The course, called "North Carolina History: Our Part in the War for Southern Independence", claimed that slaves were happy in captivity, loyal to the South and not particularly interested in being liberated by the North in the civil war (1861-1865).
Teachers were drawn from a southern heritage group called the Sons of Confederate Veterans, which bases its claims on contemporary diary entries by northern and southern whites and 1930s interviews with former slaves.
News of the assertion provoked national outrage from the pre-eminent black civil rights organisation, the National Association for the Advancement of Colored People.
Rev George Allison, director of the North Carolina Branch of the NAACP, said: "It's derogatory toward the African-American community, and it has a negative impact on our future."
Despite the criticism, administrators of the Randolph Community College in Archdale, North Carolina, initially stood behind the course, whose curriculum they had approved.
College president Larry K Linker said: "Randolph supports an open educational atmosphere where varying views may be presented that are not necessarily the views of the college."
But when the United States Commission on Civil Rights invited historians and other civil war experts to counter the claims, Mr Linker abruptly cancelled the course.
"We would never intentionally set up any class that is offensive to anyone in our community," he said. "Obviously this class has done that. Therefore, we are going to step back and take a close look at it and at our process of approving courses.
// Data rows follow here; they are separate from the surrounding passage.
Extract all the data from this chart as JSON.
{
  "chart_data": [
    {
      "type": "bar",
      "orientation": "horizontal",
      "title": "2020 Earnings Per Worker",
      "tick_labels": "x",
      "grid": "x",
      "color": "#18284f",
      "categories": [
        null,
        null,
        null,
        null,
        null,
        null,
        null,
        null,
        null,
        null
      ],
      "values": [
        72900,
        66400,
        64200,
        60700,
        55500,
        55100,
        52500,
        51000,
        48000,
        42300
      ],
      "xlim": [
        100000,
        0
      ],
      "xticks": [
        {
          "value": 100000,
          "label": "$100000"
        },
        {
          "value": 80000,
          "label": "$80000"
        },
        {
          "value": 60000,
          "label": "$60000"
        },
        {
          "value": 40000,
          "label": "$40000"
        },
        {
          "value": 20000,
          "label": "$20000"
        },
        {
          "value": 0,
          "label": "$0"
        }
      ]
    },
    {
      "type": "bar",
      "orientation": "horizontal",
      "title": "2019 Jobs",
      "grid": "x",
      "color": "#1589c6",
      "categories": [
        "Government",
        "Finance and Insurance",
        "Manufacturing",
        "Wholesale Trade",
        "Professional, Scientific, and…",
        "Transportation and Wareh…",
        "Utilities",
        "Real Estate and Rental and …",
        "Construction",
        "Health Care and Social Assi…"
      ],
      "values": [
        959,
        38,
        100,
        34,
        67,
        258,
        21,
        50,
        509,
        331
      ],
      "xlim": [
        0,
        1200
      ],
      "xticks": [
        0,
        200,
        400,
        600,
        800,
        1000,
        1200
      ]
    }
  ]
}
Although we remain committed to the ideals of academic freedom, that freedom should not allow any course that hurts the very people we are trying to serve."
Southern conservatives have blasted the decision and said the school had caved in to political correctness.
"We cannot allow political correctness to rewrite history or wipe out our heritage," said course instructor Jack Perdue.
The Southern Legal Resource Center, a group specialising in litigation involving Southern heritage issues, has also protested.
The centre's associate director Neill Payne said: "The fact that the school has decided to cancel this class demonstrates the ability of the forces of intimidation to stifle academic freedom."